Мать Кателины, как и следовало ожидать, говорила о Брюсселе. Юный Феликс также внес свой вклад в беседу, но вскоре сменил тему и пустился в подробный и весьма умиляющий отчет об охоте с гончими дофина. Когда рассказ подошел к концу, ее отец заговорил о прелестях Лувена, о тамошних университетских профессорах, а также о тех делах, что там вели Шаретти, полагая, что на эту тему Клаас и Феликс будут рады поговорить.

— Ты забыл, отец, — поправила его Кателина. — Клаас оставил все это, чтобы заняться перевозкой депеш.

Ее мать похлопала супруга по руке.

— Ну вот, мейстер Флоренс, вы все напутали. А это чудное яблочко, что Гелис получила из Милана!.. Прекрасный город, как я слышала. Но капеллан принцессы был шокирован тем, как тамошние дамы белят себе лица. Он человек широких взглядов, но эта краска поразила даже его. Он сам рассказывал нам…

Отец Кателины редко прислушивался к словам жены, что, вероятно, способствовало его благодушному нраву. Сейчас он переспросил:

— Депеши? Тогда, должно быть, тебе приходится посещать разные интересные места Дофин также пользуется твоими услугами?

Две обманчивых ямочки показались на щеках Клака. Девица — кто она такая? Кателина позабыла, как представил ее отец, — не сводила взгляда с Клааса.

Тот ответил:

— Я знаю, что jonkheere Феликс охотится с гончими дофина, но есть пределы тому возвышенному обществу, куда нас могут допустить. Однако я перевожу письма Анджело Тани, а также банка Строцци и Дориа.

— Ну, а я встречался с дофином, даже если тебе не так повезло, — возразил Феликс. Локоны его, в кои-то веки завитые надежно и крепко, подпрыгнули, когда он повернулся к хозяевам стола. — Восхитительный замок — Генаппа. Полагаю, вы там бывали?

Поскольку оказалось, что им не довелось там побывать, он пустился в обстоятельный рассказ. Однако Кателина усомнилась, так ли много он мог увидеть на самом деле, и бывал ли там так уж часто. Впрочем, подумала она, это, возможно, и к лучшему. Говорят, что любая интрига начинается в Генаппе. Дела Шаретти могут пострадать, если они окажутся слишком завязаны с тамошними делами.

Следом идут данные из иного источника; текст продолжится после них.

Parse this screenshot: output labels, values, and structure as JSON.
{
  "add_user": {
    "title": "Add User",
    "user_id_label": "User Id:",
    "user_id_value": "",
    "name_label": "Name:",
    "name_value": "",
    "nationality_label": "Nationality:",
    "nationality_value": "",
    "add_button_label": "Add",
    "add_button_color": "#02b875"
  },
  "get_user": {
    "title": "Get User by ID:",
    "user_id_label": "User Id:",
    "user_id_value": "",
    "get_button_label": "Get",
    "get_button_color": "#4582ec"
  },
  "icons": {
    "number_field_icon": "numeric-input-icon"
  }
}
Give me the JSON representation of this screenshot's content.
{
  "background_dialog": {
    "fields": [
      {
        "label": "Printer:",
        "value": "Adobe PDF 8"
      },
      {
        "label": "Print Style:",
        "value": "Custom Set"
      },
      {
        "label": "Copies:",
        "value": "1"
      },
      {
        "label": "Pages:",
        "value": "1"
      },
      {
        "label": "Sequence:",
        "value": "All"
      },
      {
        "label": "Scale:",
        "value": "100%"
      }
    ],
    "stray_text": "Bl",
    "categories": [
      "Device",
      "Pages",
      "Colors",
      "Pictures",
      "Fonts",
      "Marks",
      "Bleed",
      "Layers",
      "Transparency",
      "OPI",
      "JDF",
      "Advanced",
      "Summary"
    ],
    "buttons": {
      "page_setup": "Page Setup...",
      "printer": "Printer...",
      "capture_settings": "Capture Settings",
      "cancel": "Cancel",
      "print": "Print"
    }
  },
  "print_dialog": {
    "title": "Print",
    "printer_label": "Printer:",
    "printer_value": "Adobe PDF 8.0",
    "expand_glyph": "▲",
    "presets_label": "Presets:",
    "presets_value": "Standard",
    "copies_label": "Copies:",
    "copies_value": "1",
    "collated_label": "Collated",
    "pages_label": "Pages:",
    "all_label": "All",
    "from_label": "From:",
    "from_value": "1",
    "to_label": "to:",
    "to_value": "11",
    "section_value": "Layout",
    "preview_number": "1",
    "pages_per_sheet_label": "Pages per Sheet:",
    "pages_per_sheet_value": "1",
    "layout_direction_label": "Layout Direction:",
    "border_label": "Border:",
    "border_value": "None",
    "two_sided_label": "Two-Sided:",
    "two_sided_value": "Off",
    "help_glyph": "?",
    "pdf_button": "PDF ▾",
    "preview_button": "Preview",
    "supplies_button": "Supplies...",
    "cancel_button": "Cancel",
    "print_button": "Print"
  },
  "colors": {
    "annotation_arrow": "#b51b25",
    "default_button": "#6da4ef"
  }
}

— Да, важнее всего хорошая семья, — заявила внезапно мать Кателины. — И тогда ни к чему большие дворцы, толпы слуг и охотничьи замки во всех угодьях. Возьмите хоть короля Франции, который страдает от нехватки сыновней любви и болезней, невзирая на дюжины новых шелковых нарядов и своих алых и зеленых дублетов. Собственный сын стал ему злейшим врагом.

Супруг ее улыбнулся.

— Ну, от недостатка любви он едва ли страдает, моя дорогая. На самом деле, прошу простить, но говорят, что именно любовь послужила причиной его недомогания. Однако, ты права, это печально. Когда сын недолюбливает отца — это проходит. Это обычно при взрослении. Но чтобы взрослый мужчина возненавидел собственного сына — вот это противоестественно.

— Тогда взгляни на герцога Бургундского! — воскликнула ее мать. — Что у него есть кроме единственного сына… Очаровательного, богобоязненного, прекрасно воспитанного. Лучший землевладелец в Голландии. И так отважен. Выходит в море на своих кораблях даже в худшую бурю; жаждет лишь проявить себя на поле брани. Но ведь он ненавидит своего отца, а отец ненавидит его! Эта ужасная ссора. Если бы не дофин, они бы поубивали друг друга. Бедняжка герцогиня оставила двор. А теперь, когда дофин берет молодого Карла с собой на охоту, герцог гневается. Говорят, король Франции в шутку предложил герцогу обменяться сыновьями, поскольку его собственный отпрыск, похоже, отдает герцогу предпочтение. Вот видишь, что делают с людьми деньги и власть!

Гости, которым уже доводилось встречаться с супругой Флоренса ван Борселена, осторожно заулыбались, храня опасливое молчание. Как всегда. Кателина и ее отец также молча выжидали. Под конец Флоренс ван Борселен сказал лишь:

— Советую тебе последить за своими словами, моя дорогая, а не то Кателина решит выйти замуж за бедняка, чтобы его наследники не вздумали в один прекрасный день обернуться против нее.

Он не упомянул Саймона Килмиррена, чьи отношения с собственным отцом однажды назвал противоестественными. И за которого Кателина некогда подумывала выйти замуж.

Феликс заерзал. Клаас покосился на него, но, поколебавшись, предпочел сохранить молчание.

— Я не говорю, что дофин прав, — заявил Феликс. — Или граф Шароле. Но люди не всегда повинуются приказам И это не всегда имеет отношение к деньгам и власти.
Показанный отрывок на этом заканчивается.